Bugün sizlere çok bilinen bir hikâyeden yola çıkarak ne kamudan, ne de bizden olanlardan destek alamayan Türk turizm sektörünün başına gelenleri anlatmaya çalışacağım. Umarım teşbihte hata olmaz.
2019 yılı satışlarına başlarken tüm turizmciler olarak krizlerin geride kaldığı, sıkıntıların bittiği ve sektör olarak yeniden ayağa kalkmanın yılı olarak görmüştük. Biz sektör temsilcileri böyle düşünürken galiba devletimizin güzide yetkilileri de turizm sektörünü yeni vergilerle imtihan etmeye ve ülkenin kalkınmasının tek lokomotifi yapmaya karar vermişti.
Daha yılın ilk ayında 7161 sayılı yasa ile kur farklarını KDV matrahına dahil ederek işe başladılar. Yasalar hazırlanırken genellikle belli gerekçelere dayandırılır. Bu yasanın dayandırıldığı gerekçelere baktığınızda bile ne kadar acele ve sektörden uzak hazırlandığını görürsünüz. İşin diğer yanlış bir tarafı ise turizm sektörünün kendine yönelik hazırlanan bu yasaya karşı hiçbir reaksiyon göstermeden kabullenmeleri oldu. Yani sırada ki en zayıf halka olan ‘sarı öküzü versek ne kaybederiz’ der gibi.
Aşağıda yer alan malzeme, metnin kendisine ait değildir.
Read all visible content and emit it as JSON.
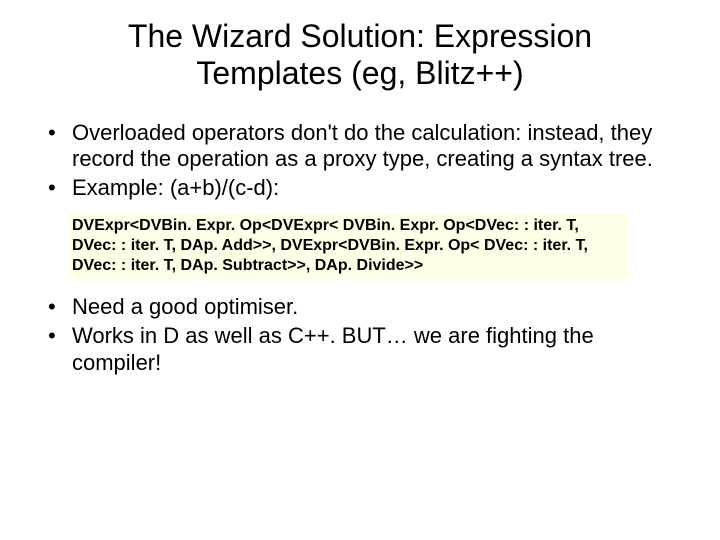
{
  "title": "The Wizard Solution: Expression Templates (eg, Blitz++)",
  "bullets_top": [
    "Overloaded operators don't do the calculation: instead, they record the operation as a proxy type, creating a syntax tree.",
    " Example: (a+b)/(c-d):"
  ],
  "code": "DVExpr<DVBin. Expr. Op<DVExpr< DVBin. Expr. Op<DVec: : iter. T, DVec: : iter. T, DAp. Add>>, DVExpr<DVBin. Expr. Op< DVec: : iter. T, DVec: : iter. T, DAp. Subtract>>, DAp. Divide>>",
  "bullets_bottom": [
    "Need a good optimiser.",
    "Works in D as well as C++. BUT… we are fighting the compiler!"
  ]
}
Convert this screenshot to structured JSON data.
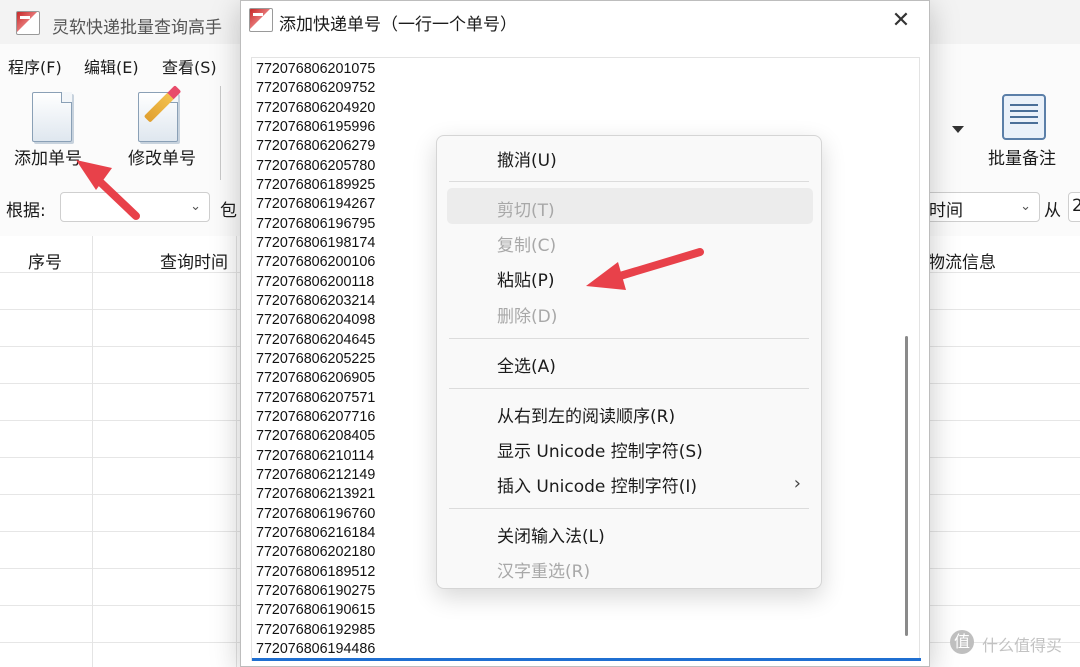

Diğer bir yasa da Kültür ve Turizm bakanlığının temmuz ayı için alelacele hazırlatıp meclisten geçirdiği turizm tanıtma ve geliştirme ajansı yasası oldu. Sektöre ne gibi yükler getireceği hesaplanmadan hazırlanan bu yasanın en önemli özelliği sektöre yönelik yapılmış ama sektörü dışlayarak yapılmış bir yasa olmasıydı. O nedeniyle belki de ilk defa turizmciler bu yasaya ciddi ciddi itiraz ettiler. Hem de daha meclise gitmeden ve neredeyse tam bir fikir birliği ile hareket ederek yaptılar. Bu sefer sıradan kimseyi vermek istemiyorlardı!
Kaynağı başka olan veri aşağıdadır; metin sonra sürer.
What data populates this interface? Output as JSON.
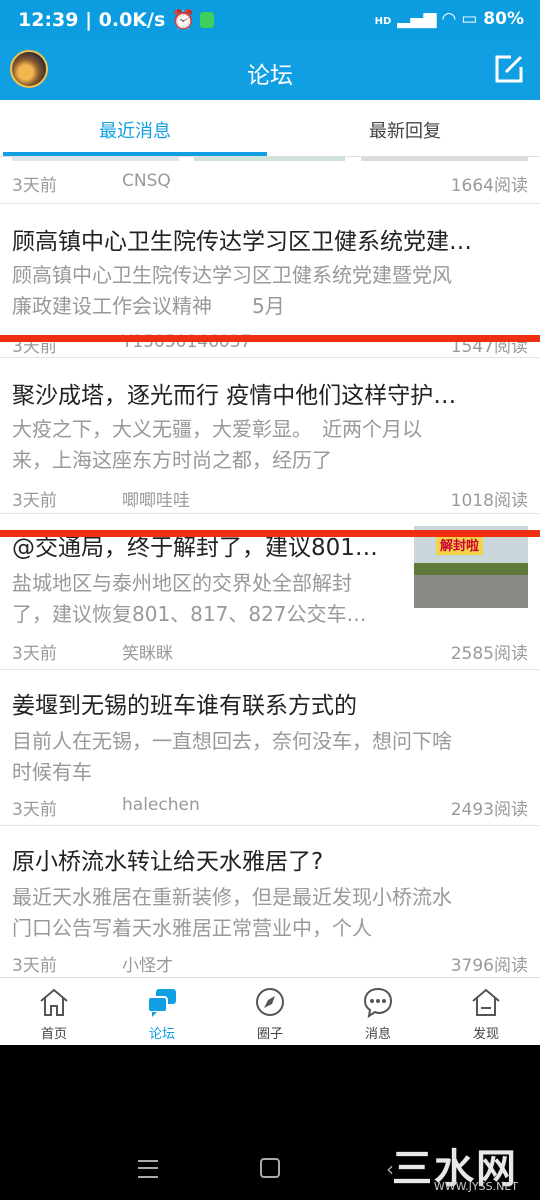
{
  "status_bar": {
    "time_speed": "12:39 | 0.0K/s",
    "battery": "80%",
    "network": "HD"
  },
  "app_bar": {
    "title": "论坛"
  },
  "tabs": [
    {
      "label": "最近消息"
    },
    {
      "label": "最新回复"
    }
  ],
  "posts": [
    {
      "title": "",
      "snippet": "",
      "time": "3天前",
      "author": "CNSQ",
      "views": "1664阅读"
    },
    {
      "title": "顾高镇中心卫生院传达学习区卫健系统党建…",
      "snippet_lines": [
        "顾高镇中心卫生院传达学习区卫健系统党建暨党风",
        "廉政建设工作会议精神　　5月"
      ],
      "time": "3天前",
      "author": "Y15050146037",
      "views": "1547阅读"
    },
    {
      "title": "聚沙成塔，逐光而行 疫情中他们这样守护…",
      "snippet_lines": [
        "大疫之下，大义无疆，大爱彰显。　近两个月以",
        "来，上海这座东方时尚之都，经历了"
      ],
      "time": "3天前",
      "author": "唧唧哇哇",
      "views": "1018阅读"
    },
    {
      "title": "@交通局，终于解封了，建议801…",
      "snippet_lines": [
        "盐城地区与泰州地区的交界处全部解封",
        "了，建议恢复801、817、827公交车…"
      ],
      "time": "3天前",
      "author": "笑眯眯",
      "views": "2585阅读",
      "thumb_tag": "解封啦"
    },
    {
      "title": "姜堰到无锡的班车谁有联系方式的",
      "snippet_lines": [
        "目前人在无锡，一直想回去，奈何没车，想问下啥",
        "时候有车"
      ],
      "time": "3天前",
      "author": "halechen",
      "views": "2493阅读"
    },
    {
      "title": "原小桥流水转让给天水雅居了?",
      "snippet_lines": [
        "最近天水雅居在重新装修，但是最近发现小桥流水",
        "门口公告写着天水雅居正常营业中，个人"
      ],
      "time": "3天前",
      "author": "小怪才",
      "views": "3796阅读"
    }
  ],
  "bottom_nav": [
    {
      "label": "首页",
      "icon": "home-icon"
    },
    {
      "label": "论坛",
      "icon": "forum-icon",
      "active": true
    },
    {
      "label": "圈子",
      "icon": "compass-icon"
    },
    {
      "label": "消息",
      "icon": "message-icon"
    },
    {
      "label": "发现",
      "icon": "discover-icon"
    }
  ],
  "watermark": {
    "text": "三水网",
    "url": "WWW.JYSS.NET"
  },
  "colors": {
    "primary": "#109fe3",
    "red_line": "#ef2e12"
  }
}
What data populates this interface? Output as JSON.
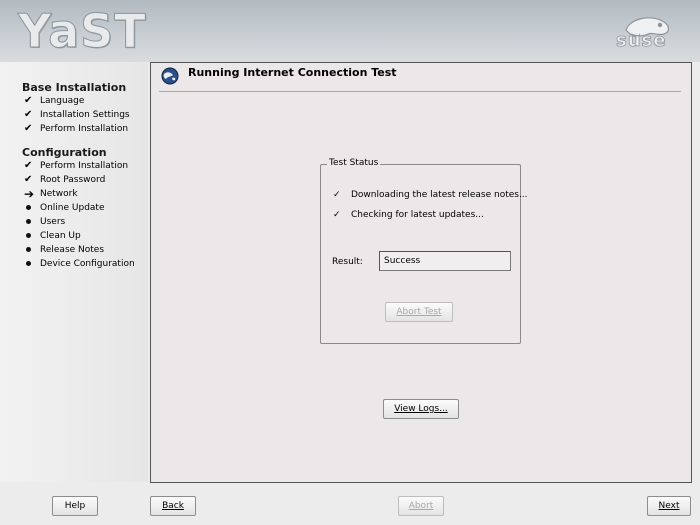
{
  "header": {
    "app_logo": "YaST",
    "brand_logo": "suse"
  },
  "sidebar": {
    "sections": [
      {
        "title": "Base Installation",
        "steps": [
          {
            "label": "Language",
            "state": "done"
          },
          {
            "label": "Installation Settings",
            "state": "done"
          },
          {
            "label": "Perform Installation",
            "state": "done"
          }
        ]
      },
      {
        "title": "Configuration",
        "steps": [
          {
            "label": "Perform Installation",
            "state": "done"
          },
          {
            "label": "Root Password",
            "state": "done"
          },
          {
            "label": "Network",
            "state": "current"
          },
          {
            "label": "Online Update",
            "state": "pending"
          },
          {
            "label": "Users",
            "state": "pending"
          },
          {
            "label": "Clean Up",
            "state": "pending"
          },
          {
            "label": "Release Notes",
            "state": "pending"
          },
          {
            "label": "Device Configuration",
            "state": "pending"
          }
        ]
      }
    ]
  },
  "main": {
    "title": "Running Internet Connection Test",
    "title_icon": "globe-icon",
    "test_status": {
      "legend": "Test Status",
      "checks": [
        {
          "label": "Downloading the latest release notes...",
          "state": "done"
        },
        {
          "label": "Checking for latest updates...",
          "state": "done"
        }
      ],
      "result_label": "Result:",
      "result_value": "Success",
      "abort_test_label": "Abort Test"
    },
    "view_logs_label": "View Logs..."
  },
  "footer": {
    "help_label": "Help",
    "back_label": "Back",
    "abort_label": "Abort",
    "next_label": "Next"
  },
  "colors": {
    "header_gradient_top": "#b2bac0",
    "panel_bg": "#ece7e9",
    "disabled_text": "#a9a9a9"
  }
}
Ancak bu yasayı engellemek ne mümkün. Turizm sektöründen sorumlu sayın bakanımız bu yasanın sektör yararına olacağına o kadar inanmış ki turizmcilerin feryat figan itirazlarına müthiş bir direnç göstererek yasayı hızlı bir şekilde meclisten çıkartmayı başardı. Bu iş turizmciye çok koymuştu ama yapacak bir şeyde yoktu. Çünkü bizden biri olanların bile sektöre büyük yükler getirme çabalarına bir anlam verilememişti.
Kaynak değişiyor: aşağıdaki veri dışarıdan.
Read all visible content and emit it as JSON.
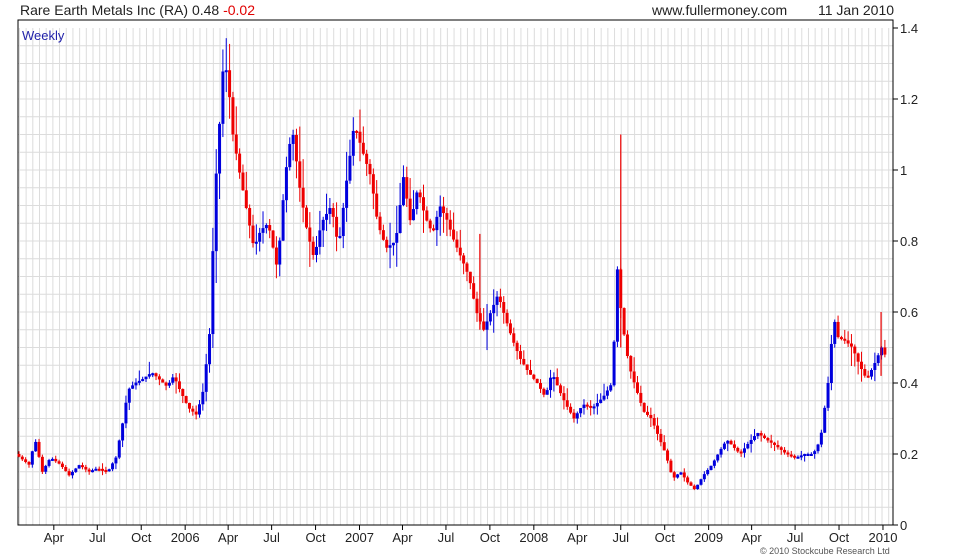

Sektör için adeta sıradaki yeni sarı öküzlerin pazarlıkları başlamıştı! Turizm sektörü tam bu iki yasayı sindirmeye ve ona göre pozisyon almaya çalışırken geçen günlerde maliye bakanlığının hazırladığı ve önümüzdeki günlerde meclise sunulması planlanan yüzde ikilik konaklama vergisi ile ilgili kötü haberi aldı.
Doğal bir refleksle sektörü düzenleyen konumdaki bakanlık arandı. Yani bundan daha olağan ne olabilirdi ki? Sayın bakan içimizden gelen biri olarak sektörün haklarını korumayacak ta gidip başkalarının hakkını mı koruyacaktı? Ama o da ne? Sayın bakanımızın konudan haberi bile yoktu! O kendini başka işlerle uğraşmaya o kadar kaptırmıştı ki, sektöre yönelik hamlelerden nasıl haberi olsun!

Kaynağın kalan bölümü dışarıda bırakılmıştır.